From the land of scotch to the world of wine
One might be wondering how directly the outcomes of COP26 affect the wine industry, once winemaking is a low-emitting sector that has been showcasing leading examples of collective action and embedded sustainability as a core business aspect.
The awareness-raising effect of the conference, which hopefully will not fade away, has already propelled increased climate activism in the global wine community: open letters against heavy bottles and petitions to reduce the wine industry’s carbon emissions have echoed beyond wine forums, reaching traditional media and consumers across the globe.
Moreover, climate change poses particular threats to this 8.000 old industry that so far has been a synonym of resilience and sophistication throughout times. Catastrophic climate events, such as frosts and fires, have dreadful impacts on the agricultural sector. When it comes to the viticulture business (a U$400 billion global value-chain), for which the slight variation of temperature and humidity can create “a great year” or ruin a whole harvest, climate change mitigation and adaptation must be a priority.
While important aspects of “damage finance” (the help that countries struck by catastrophic events would receive) were left to further discussion in Egypt’s COP next year, there were a number of specific commitments that deserve the wine industry’s attention.
Innovation in the agricultural sector has been reaffirmed at COP26 as a key climate priority. Agriculture is one of the five focus areas of the Glasgow Breakthrough Agenda, aiming specifically to make ‘climate-resilient, sustainable agriculture… the most attractive and widely adopted option for farmers everywhere by 2030.’
Many initiatives are aiming to unlock the potential of finance to drive the sustainable agriculture transition. The Agriculture Innovation Mission for Climate (AIM4C), a US-UAE U$4 billion pledge to support climate-smart agriculture and food systems innovation, and the Regen10, a bold collective pledge for U$60 billion a year aiming to engage 500 million farmers and convert 50% of global food production to regenerative models, are examples of a clear trend ahead.

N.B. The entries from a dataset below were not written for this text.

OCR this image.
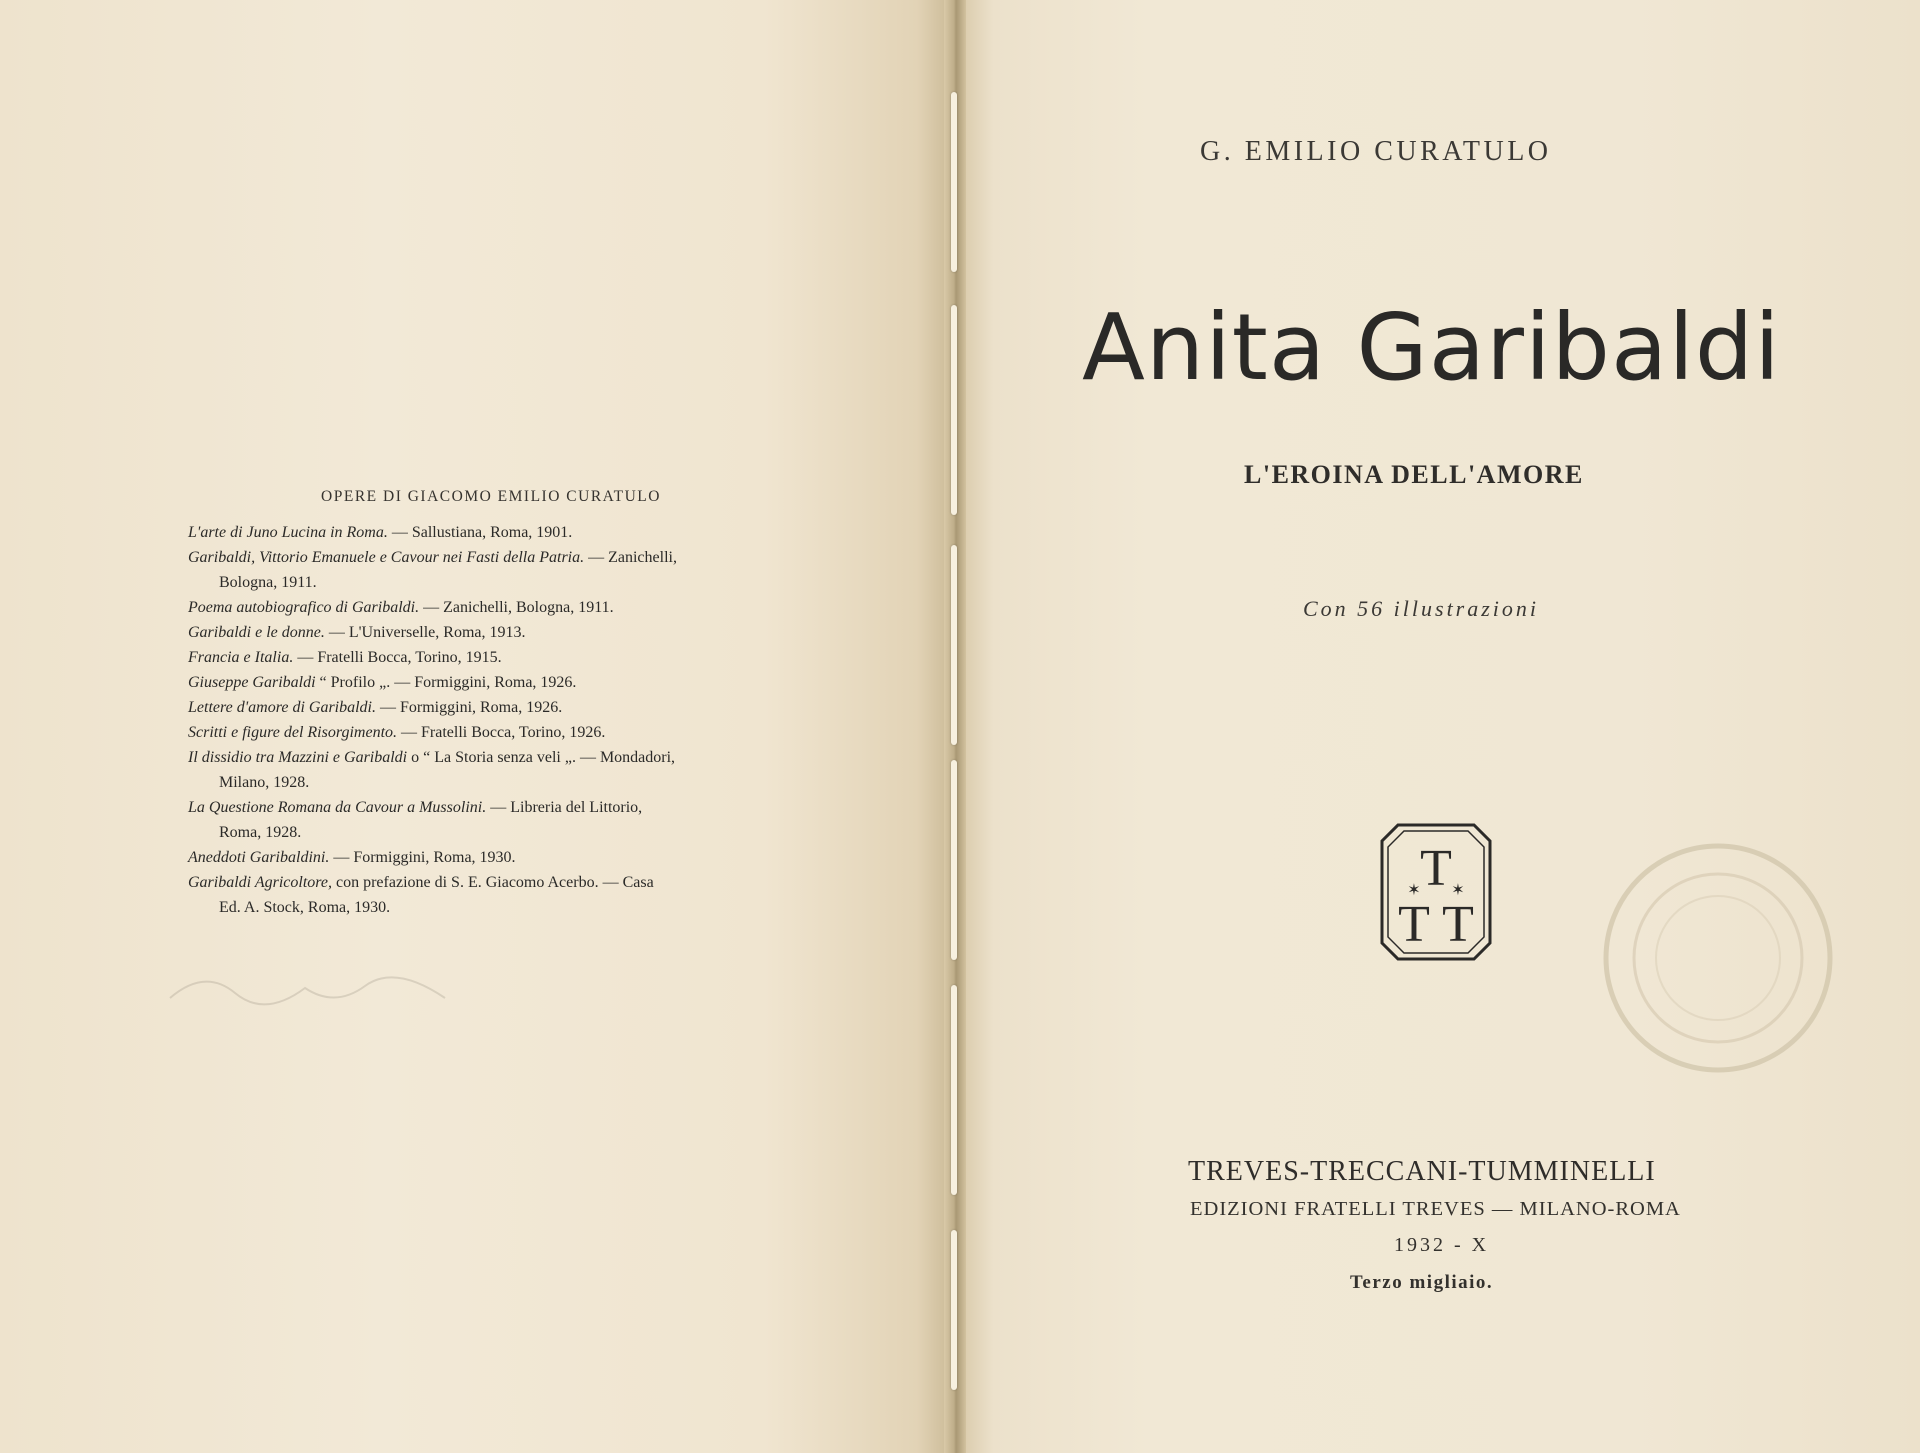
OPERE DI GIACOMO EMILIO CURATULO
L'arte di Juno Lucina in Roma. — Sallustiana, Roma, 1901.
Garibaldi, Vittorio Emanuele e Cavour nei Fasti della Patria. — Zanichelli,
Bologna, 1911.
Poema autobiografico di Garibaldi. — Zanichelli, Bologna, 1911.
Garibaldi e le donne. — L'Universelle, Roma, 1913.
Francia e Italia. — Fratelli Bocca, Torino, 1915.
Giuseppe Garibaldi “ Profilo „. — Formiggini, Roma, 1926.
Lettere d'amore di Garibaldi. — Formiggini, Roma, 1926.
Scritti e figure del Risorgimento. — Fratelli Bocca, Torino, 1926.
Il dissidio tra Mazzini e Garibaldi o “ La Storia senza veli „. — Mondadori,
Milano, 1928.
La Questione Romana da Cavour a Mussolini. — Libreria del Littorio,
Roma, 1928.
Aneddoti Garibaldini. — Formiggini, Roma, 1930.
Garibaldi Agricoltore, con prefazione di S. E. Giacomo Acerbo. — Casa
Ed. A. Stock, Roma, 1930.
G. EMILIO CURATULO
Anita Garibaldi
L'EROINA DELL'AMORE
Con 56 illustrazioni
T
T T
✶ ✶
TREVES-TRECCANI-TUMMINELLI
EDIZIONI FRATELLI TREVES — MILANO-ROMA
1932 - X
Terzo migliaio.
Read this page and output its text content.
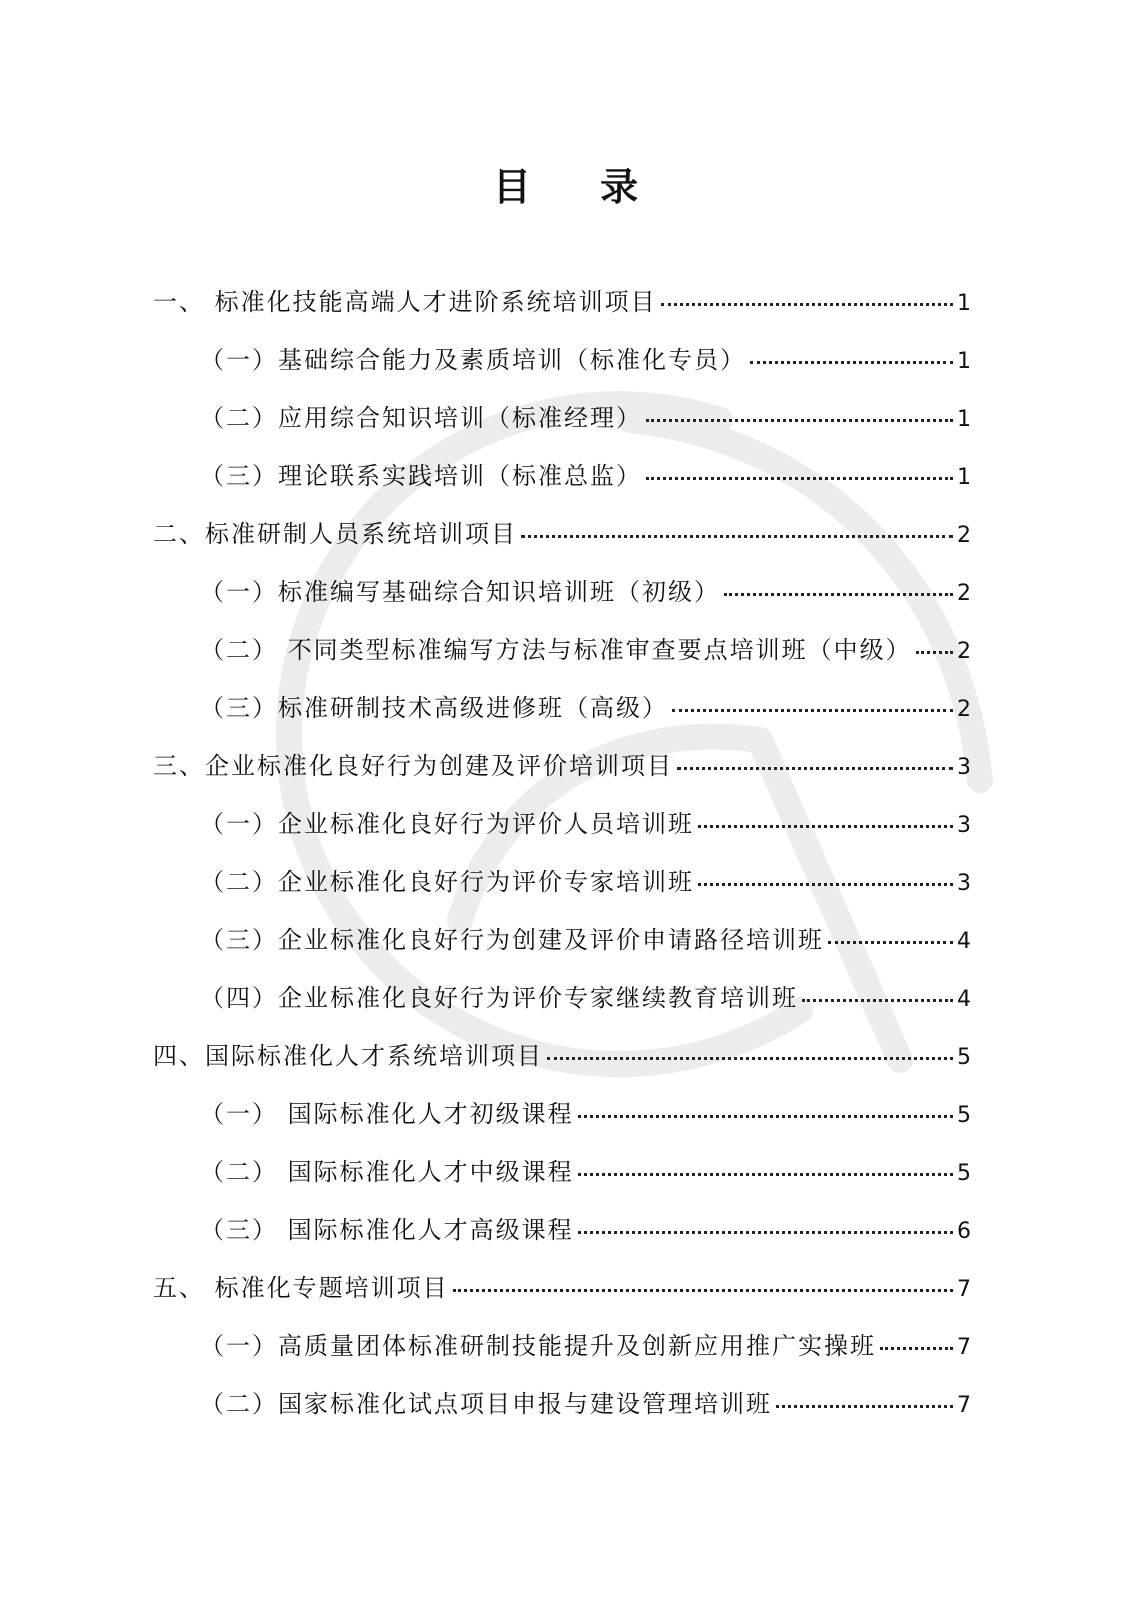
目 录
一、 标准化技能高端人才进阶系统培训项目	1
（一）基础综合能力及素质培训（标准化专员）	1
（二）应用综合知识培训（标准经理）	1
（三）理论联系实践培训（标准总监）	1
二、标准研制人员系统培训项目	2
（一）标准编写基础综合知识培训班（初级）	2
（二） 不同类型标准编写方法与标准审查要点培训班（中级） 2
（三）标准研制技术高级进修班（高级）	2
三、企业标准化良好行为创建及评价培训项目	3
（一）企业标准化良好行为评价人员培训班	3
（二）企业标准化良好行为评价专家培训班	3
（三）企业标准化良好行为创建及评价申请路径培训班	4
（四）企业标准化良好行为评价专家继续教育培训班	4
四、国际标准化人才系统培训项目	5
（一） 国际标准化人才初级课程	5
（二） 国际标准化人才中级课程	5
（三） 国际标准化人才高级课程	6
五、 标准化专题培训项目	7
（一）高质量团体标准研制技能提升及创新应用推广实操班	7
（二）国家标准化试点项目申报与建设管理培训班	7
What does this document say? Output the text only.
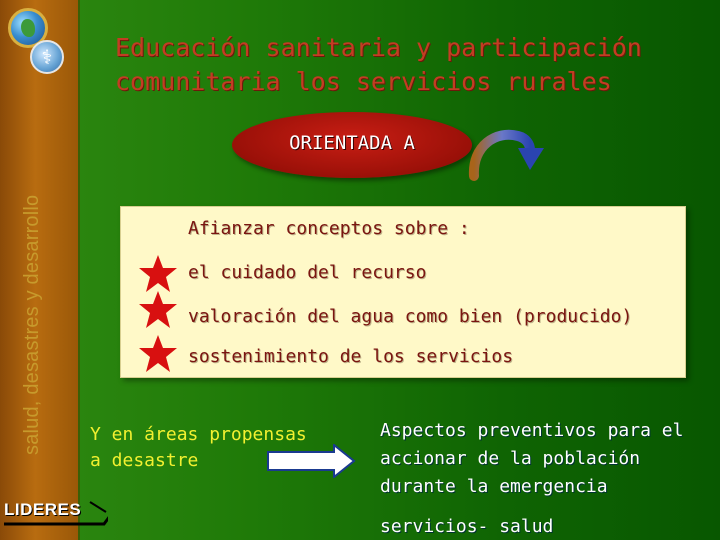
⚕
salud, desastres y desarrollo
LIDERES
Educación sanitaria y participación
comunitaria los servicios rurales
ORIENTADA A
Afianzar conceptos sobre :
el cuidado del recurso
valoración del agua como bien (producido)
sostenimiento de los servicios
Y en áreas propensas
a desastre
Aspectos preventivos para el
accionar de la población
durante la emergencia
servicios- salud
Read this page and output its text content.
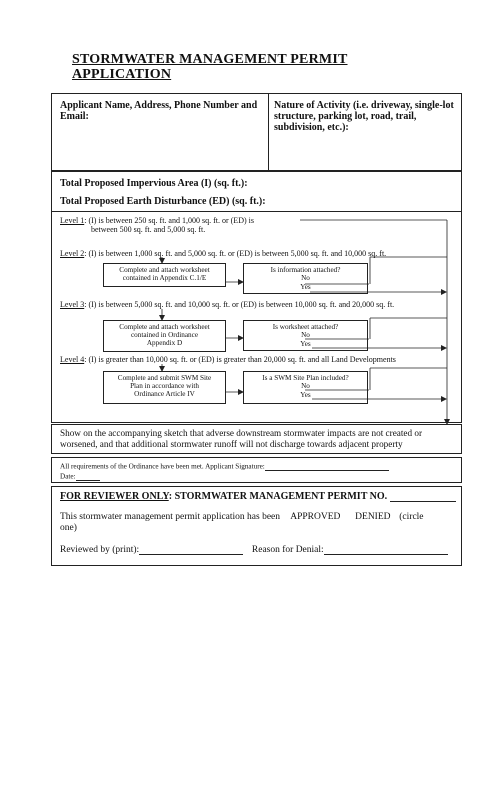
STORMWATER MANAGEMENT PERMIT
APPLICATION
Applicant Name, Address, Phone Number and
Email:
Nature of Activity (i.e. driveway, single-lot
structure, parking lot, road, trail,
subdivision, etc.):
Total Proposed Impervious Area (I) (sq. ft.):
Total Proposed Earth Disturbance (ED) (sq. ft.):
Level 1: (I) is between 250 sq. ft. and 1,000 sq. ft. or (ED) is
between 500 sq. ft. and 5,000 sq. ft.
Level 2: (I) is between 1,000 sq. ft. and 5,000 sq. ft. or (ED) is between 5,000 sq. ft. and 10,000 sq. ft.
Complete and attach worksheet
contained in Appendix C.1/E
Is information attached?
No
Yes
Level 3: (I) is between 5,000 sq. ft. and 10,000 sq. ft. or (ED) is between 10,000 sq. ft. and 20,000 sq. ft.
Complete and attach worksheet
contained in Ordinance
Appendix D
Is worksheet attached?
No
Yes
Level 4: (I) is greater than 10,000 sq. ft. or (ED) is greater than 20,000 sq. ft. and all Land Developments
Complete and submit SWM Site
Plan in accordance with
Ordinance Article IV
Is a SWM Site Plan included?
No
Yes
Show on the accompanying sketch that adverse downstream stormwater impacts are not created or
worsened, and that additional stormwater runoff will not discharge towards adjacent property
All requirements of the Ordinance have been met. Applicant Signature:
Date:
FOR REVIEWER ONLY: STORMWATER MANAGEMENT PERMIT NO.
This stormwater management permit application has been APPROVED DENIED (circle
one)
Reviewed by (print):	Reason for Denial:
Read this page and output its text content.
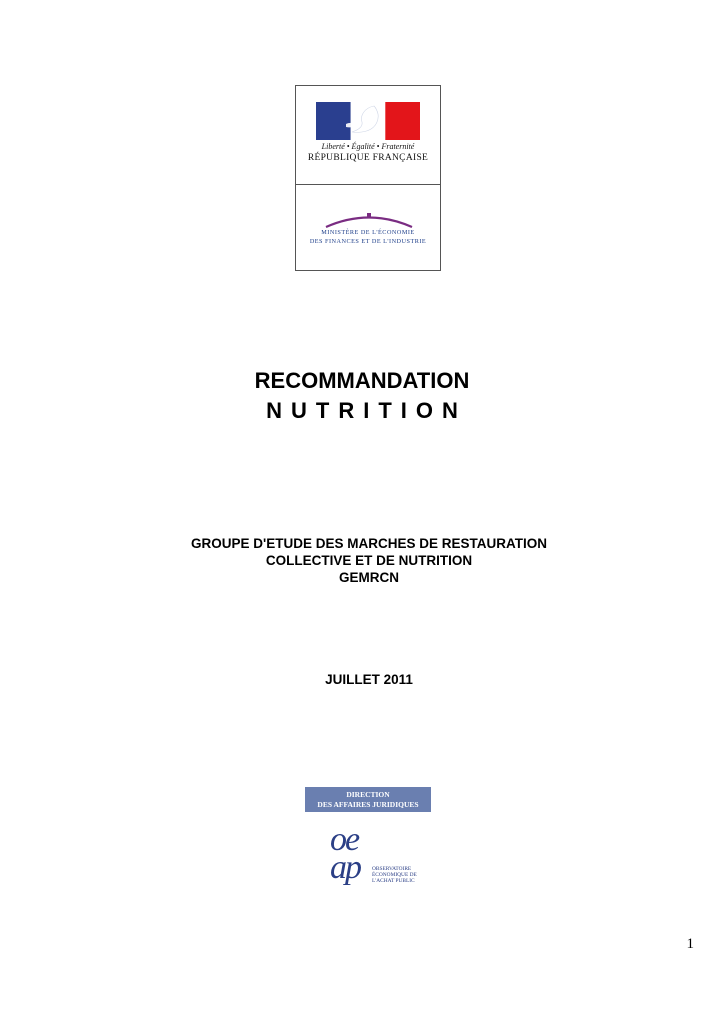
Liberté • Égalité • Fraternité
RÉPUBLIQUE FRANÇAISE
MINISTÈRE DE L'ÉCONOMIE
DES FINANCES ET DE L'INDUSTRIE
RECOMMANDATION
NUTRITION
GROUPE D'ETUDE DES MARCHES DE RESTAURATION
COLLECTIVE ET DE NUTRITION
GEMRCN
JUILLET 2011
DIRECTION
DES AFFAIRES JURIDIQUES
oe
ap OBSERVATOIRE
ÉCONOMIQUE DE
L'ACHAT PUBLIC
1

While the Global Action Agenda on Innovation in Agriculture aims to mobilize $4bn towards climate-resilient crops, digital technologies, and solutions that improve soil quality, the CGIAR has secured almost U$ 1 billion to investigate and implement solutions to several climate-related challenges in agriculture, including adaptation and climate-smart solutions in partnership with several governments and philanthropic institutions.
Alongside technical and financial support, it is ever more important to leverage the potential of collaborative sharing (and the role of organizations as the Porto Protocol as enablers and catalyzers) to unlock, scale and speed up collective climate action. In this sense, it becomes clearer that sharing knowledge, innovation and best practice is the way forward so the wine world (and beyond) can quickly mitigate its impacts and adapt to climate change, transitioning to sustainable and regenerative models, and increasing its resilience as such a rich and, at the same time, climate-sensitive sector.